Sometime around July last year, it was a sorry case of a middle aged man (Mr. Jerry, not real name for the sake of anonymity) in his 50s. He came in to the hospital with a large infected ulcer (wound) on his left foot, the foot was massively discolored, his toes had all turned black and there was widespread necrosis. After series of investigations, it was discovered that extensive damage has been done to his bone caused by the infected and poorly treated wound and he had totally lost feeling in his left foot. He was subsequently scheduled for amputation surgery, and he lost his left leg from below knee level.
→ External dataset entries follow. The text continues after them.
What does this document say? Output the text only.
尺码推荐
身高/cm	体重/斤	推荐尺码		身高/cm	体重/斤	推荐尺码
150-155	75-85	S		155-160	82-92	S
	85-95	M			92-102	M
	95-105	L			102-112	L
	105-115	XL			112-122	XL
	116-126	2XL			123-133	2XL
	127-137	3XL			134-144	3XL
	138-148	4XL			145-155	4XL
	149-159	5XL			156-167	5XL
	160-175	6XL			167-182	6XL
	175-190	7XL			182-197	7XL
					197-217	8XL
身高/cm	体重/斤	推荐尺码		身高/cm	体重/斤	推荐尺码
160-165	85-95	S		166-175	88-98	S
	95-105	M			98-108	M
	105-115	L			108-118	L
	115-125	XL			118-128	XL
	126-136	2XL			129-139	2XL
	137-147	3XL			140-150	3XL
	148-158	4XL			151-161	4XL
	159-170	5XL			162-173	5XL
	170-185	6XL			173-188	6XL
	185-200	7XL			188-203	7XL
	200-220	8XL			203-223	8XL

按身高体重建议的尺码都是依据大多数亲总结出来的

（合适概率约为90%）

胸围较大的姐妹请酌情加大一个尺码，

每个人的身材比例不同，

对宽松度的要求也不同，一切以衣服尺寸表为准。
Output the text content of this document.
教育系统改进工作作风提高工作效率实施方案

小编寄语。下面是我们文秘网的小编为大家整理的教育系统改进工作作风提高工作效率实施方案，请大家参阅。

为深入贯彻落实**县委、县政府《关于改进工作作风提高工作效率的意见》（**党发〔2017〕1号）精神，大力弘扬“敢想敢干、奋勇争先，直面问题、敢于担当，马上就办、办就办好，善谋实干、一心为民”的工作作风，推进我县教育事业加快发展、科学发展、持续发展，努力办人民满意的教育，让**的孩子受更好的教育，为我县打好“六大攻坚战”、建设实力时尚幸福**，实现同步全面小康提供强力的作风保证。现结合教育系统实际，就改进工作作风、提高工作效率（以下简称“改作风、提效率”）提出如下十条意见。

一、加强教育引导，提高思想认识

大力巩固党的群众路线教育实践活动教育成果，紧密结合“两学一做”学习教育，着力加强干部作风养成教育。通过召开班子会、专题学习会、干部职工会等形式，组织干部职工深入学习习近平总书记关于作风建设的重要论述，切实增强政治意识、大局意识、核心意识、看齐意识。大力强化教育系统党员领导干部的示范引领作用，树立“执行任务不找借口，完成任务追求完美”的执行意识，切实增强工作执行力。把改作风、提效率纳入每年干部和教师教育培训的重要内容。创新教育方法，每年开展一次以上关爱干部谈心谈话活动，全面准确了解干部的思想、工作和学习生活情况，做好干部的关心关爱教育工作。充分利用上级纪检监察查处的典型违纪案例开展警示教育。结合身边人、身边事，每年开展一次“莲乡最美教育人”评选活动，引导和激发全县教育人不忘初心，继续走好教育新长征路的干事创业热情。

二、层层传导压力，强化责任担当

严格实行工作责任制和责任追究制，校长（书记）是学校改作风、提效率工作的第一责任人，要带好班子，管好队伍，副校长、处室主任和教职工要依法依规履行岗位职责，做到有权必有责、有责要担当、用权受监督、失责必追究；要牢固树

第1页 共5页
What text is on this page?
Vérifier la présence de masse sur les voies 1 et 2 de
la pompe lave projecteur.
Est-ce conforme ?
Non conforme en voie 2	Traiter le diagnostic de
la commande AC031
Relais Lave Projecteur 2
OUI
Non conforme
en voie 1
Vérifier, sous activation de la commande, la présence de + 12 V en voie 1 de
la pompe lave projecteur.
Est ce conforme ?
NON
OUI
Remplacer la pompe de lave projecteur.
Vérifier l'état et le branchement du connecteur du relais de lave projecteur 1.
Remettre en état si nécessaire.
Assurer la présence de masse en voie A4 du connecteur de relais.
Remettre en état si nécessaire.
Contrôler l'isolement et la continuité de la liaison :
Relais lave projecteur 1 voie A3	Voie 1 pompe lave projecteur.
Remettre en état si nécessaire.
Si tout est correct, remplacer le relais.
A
The big question is how did Mr. Jerry get to this point.

Mr. Jerry had been living with uncontrolled diabetes mellitus for about a decade, and despite several warnings from the doctors to be compliant with medications prescribed and lifestyle changes advised, he chose to continue living life on his own terms. He ate whatever he wished to eat in massive quantities, refused to engage in exercise, barely patronized fruits and vegetables and failed to keep his increasing weight and blood sugar level in check.

About three years earlier, he had a similar visit to the hospital, he had suffered injuries to the little toe on his right foot one day while walking around in his compound. A few days after the incident, the injury failed to heal and the toe had turned dark, he recalled not paying much attention to it as he thought it was a minor injury that would heal in no time, but when it worsened weeks after and the toe had turned black, he went to the hospital. He had the right toe amputated and was advised again by the doctors on the need to take care of his diabetes. It was just a toe, he said to himself and he continued his usual lifestyle.

It was early last year Mr. Jerry discovered he had a massive infected ulcer on his left foot. At this point, he feared the worst had finally come, as he had lost all sensations including pain in his left foot and there had been damage to his bone caused by the infected and poorly treated wound. He had his amputation in July, and with good medical care he recovered and is learning to walk again with prosthetics. Mr. Jerry has now made lifestyle changes and is compliant to medications, but if he had made this changes earlier when he was diagnosed, he most likely would not have lost his leg.

It is important to get screened for diabetes by getting your blood glucose level checked. Lifestyle changes and compliance to medication saves lives and cuts down on possible complications in patients diagnosed with diabetes mellitus. Examine the feet on a daily basis with a mirror, look from the top to the bottom of both feet and side to side, check in between toes also for any color changes or skin break. Comfortable and soft padded shoes should also be worn indoors and outdoors to prevent injuries to the foot.

In any event of unusual findings to the feet such as corns, calluses, toe nail infections, etc. seeking prompt medical attention goes a long way in saving life and keeping quality of life at its best.